Bugün özgürce yazabiliyorsak, konuşabiliyorsak, dalgalanan ay yıldızlı bayrağımıza bakıp içimiz huzurla doluyorsa, bunu o gün canını feda eden şehitlerimize borçluyuz. 30 Ağustos, sadece bir askeri deha örneği değil, aynı zamanda bir halkın imanla yoğrulmuş birlik ve beraberlik tablosudur. O tabloyu her yıl yeniden önümüze koymalı, geçmişin ışığında geleceğimizi inşa etmeliyiz.
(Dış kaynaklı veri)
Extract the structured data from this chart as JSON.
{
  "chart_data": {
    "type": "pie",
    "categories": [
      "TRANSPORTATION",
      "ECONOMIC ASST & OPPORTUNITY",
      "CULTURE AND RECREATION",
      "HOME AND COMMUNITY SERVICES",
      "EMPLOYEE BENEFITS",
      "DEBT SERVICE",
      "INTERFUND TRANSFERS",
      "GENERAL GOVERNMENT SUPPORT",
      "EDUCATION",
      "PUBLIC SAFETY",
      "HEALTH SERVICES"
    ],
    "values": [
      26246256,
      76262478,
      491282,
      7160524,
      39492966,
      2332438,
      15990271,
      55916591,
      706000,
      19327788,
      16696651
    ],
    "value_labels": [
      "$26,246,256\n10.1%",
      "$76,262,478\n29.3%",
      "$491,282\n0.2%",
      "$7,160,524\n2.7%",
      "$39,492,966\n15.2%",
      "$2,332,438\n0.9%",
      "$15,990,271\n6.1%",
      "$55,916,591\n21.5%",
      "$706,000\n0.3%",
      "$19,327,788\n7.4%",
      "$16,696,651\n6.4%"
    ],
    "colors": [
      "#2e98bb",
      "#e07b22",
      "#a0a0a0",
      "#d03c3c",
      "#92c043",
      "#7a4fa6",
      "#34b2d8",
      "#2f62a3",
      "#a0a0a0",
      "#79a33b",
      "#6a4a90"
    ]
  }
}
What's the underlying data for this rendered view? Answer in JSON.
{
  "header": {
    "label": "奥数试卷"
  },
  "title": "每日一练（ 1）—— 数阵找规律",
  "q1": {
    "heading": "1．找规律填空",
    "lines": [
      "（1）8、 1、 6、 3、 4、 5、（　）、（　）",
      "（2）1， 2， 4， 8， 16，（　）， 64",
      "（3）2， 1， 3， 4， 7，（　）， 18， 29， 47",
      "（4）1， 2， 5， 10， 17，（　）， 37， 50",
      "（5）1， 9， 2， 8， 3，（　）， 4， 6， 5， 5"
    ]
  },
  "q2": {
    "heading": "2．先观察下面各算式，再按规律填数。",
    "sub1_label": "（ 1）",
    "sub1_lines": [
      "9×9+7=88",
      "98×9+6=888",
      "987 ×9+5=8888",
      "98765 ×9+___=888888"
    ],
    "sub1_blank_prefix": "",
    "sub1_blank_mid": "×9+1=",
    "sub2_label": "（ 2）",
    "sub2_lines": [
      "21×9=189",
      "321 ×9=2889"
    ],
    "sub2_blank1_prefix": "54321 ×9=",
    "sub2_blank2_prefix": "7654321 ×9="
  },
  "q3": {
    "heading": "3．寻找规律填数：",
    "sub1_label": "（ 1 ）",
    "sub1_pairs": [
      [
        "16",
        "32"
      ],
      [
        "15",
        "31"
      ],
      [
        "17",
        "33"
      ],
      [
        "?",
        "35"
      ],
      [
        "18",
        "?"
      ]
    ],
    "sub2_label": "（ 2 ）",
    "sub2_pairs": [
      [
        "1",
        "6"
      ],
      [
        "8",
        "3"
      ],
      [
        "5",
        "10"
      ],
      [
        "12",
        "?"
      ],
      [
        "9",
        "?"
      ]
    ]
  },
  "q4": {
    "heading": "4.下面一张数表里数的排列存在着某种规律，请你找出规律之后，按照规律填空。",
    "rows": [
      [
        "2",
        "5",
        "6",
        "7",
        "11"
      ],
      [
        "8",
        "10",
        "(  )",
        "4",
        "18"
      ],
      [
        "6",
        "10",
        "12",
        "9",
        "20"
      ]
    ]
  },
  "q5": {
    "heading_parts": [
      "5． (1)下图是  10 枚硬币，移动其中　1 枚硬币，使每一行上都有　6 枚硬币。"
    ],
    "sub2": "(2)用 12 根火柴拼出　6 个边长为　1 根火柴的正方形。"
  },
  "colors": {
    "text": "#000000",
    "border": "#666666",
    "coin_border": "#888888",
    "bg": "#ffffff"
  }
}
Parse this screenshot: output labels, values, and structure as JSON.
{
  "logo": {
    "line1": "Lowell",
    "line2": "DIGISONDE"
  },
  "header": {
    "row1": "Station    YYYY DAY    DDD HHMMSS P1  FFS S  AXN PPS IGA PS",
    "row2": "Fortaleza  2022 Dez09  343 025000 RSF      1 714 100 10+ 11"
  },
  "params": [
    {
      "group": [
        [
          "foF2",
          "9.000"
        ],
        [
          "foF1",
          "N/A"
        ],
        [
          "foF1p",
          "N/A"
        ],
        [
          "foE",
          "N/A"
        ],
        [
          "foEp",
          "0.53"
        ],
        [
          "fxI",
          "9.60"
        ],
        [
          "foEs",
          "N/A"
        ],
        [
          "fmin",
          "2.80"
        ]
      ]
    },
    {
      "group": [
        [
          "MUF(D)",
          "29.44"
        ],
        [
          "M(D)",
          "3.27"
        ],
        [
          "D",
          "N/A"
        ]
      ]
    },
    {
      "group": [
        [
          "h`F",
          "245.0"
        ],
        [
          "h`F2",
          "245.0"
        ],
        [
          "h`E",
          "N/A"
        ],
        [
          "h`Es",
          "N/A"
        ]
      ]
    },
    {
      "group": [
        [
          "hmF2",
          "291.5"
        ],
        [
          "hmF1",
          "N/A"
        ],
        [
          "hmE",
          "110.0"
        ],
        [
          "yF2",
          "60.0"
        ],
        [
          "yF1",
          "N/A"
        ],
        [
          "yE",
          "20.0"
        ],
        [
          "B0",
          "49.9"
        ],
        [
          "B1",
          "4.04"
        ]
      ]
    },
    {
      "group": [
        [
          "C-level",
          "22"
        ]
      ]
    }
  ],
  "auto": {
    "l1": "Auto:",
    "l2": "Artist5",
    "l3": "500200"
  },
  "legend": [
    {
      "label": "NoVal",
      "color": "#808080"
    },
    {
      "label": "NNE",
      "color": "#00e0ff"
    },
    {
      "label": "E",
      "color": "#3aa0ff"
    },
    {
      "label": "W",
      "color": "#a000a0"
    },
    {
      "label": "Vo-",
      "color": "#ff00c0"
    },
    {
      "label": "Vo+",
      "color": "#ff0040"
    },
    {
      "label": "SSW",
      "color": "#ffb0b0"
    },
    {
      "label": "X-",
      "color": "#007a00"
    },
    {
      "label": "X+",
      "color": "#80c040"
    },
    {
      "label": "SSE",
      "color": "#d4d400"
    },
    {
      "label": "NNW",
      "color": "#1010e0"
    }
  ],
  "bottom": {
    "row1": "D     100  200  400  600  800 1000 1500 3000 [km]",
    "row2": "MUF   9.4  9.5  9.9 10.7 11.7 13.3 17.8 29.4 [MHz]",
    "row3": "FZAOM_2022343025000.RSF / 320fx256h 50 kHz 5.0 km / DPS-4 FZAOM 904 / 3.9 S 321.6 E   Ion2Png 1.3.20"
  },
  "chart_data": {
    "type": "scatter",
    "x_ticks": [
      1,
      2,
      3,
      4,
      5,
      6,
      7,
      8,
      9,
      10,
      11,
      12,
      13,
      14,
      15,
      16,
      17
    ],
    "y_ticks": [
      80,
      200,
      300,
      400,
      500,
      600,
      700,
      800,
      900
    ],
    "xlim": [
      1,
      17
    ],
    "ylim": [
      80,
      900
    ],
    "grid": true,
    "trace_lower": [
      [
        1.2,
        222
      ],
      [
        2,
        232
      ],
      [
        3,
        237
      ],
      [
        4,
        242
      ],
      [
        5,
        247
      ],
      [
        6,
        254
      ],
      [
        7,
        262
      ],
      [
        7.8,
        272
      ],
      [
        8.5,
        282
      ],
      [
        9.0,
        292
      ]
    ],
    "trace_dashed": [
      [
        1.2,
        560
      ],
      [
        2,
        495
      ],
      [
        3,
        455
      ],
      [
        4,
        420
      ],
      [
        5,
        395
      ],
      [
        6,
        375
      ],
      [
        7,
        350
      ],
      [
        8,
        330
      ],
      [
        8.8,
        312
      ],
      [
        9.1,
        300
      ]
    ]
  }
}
Ne yazık ki zaman geçtikçe bazı değerler sıradanlaşıyor gibi görünebiliyor. Zafer Bayramı da kimi çevrelerde sadece bir resmi tatil, bir tören günü gibi algılanabiliyor. Oysa bu gün, millet olarak kimliğimizi, karakterimizi ve özgürlük irademizi hatırlatan en güçlü simgelerden biridir. Bu yüzden Zafer Bayramı’nı sadece kutlamakla kalmamalı, ruhunu içselleştirmeli, çocuklarımıza, gençlerimize bu ruhu yaşatmalıyız. Çünkü millet olmanın, bir arada durmanın ve aynı yöne bakmanın temelinde işte bu ortak zafer bilinci yatıyor.

Atatürk’ün o meşhur sözünü hatırlamamak elde değil: “Ordular! İlk hedefiniz Akdeniz’dir, ileri!” Bu sadece bir askeri komut değil, aslında milletin topyekûn bağımsızlık iradesinin ta kendisiydi. O sözle başlayan yürüyüş, sadece düşmanı denize dökmekle sonuçlanmadı. Aynı zamanda Türkiye Cumhuriyeti’nin temelleri de atıldı. O yüzden 30 Ağustos’un her satırı, Cumhuriyet’in giriş kapısı gibidir. O kapıdan geçerken eğilmeden, yılmadan yürümeyi öğretti bize o büyük zafer.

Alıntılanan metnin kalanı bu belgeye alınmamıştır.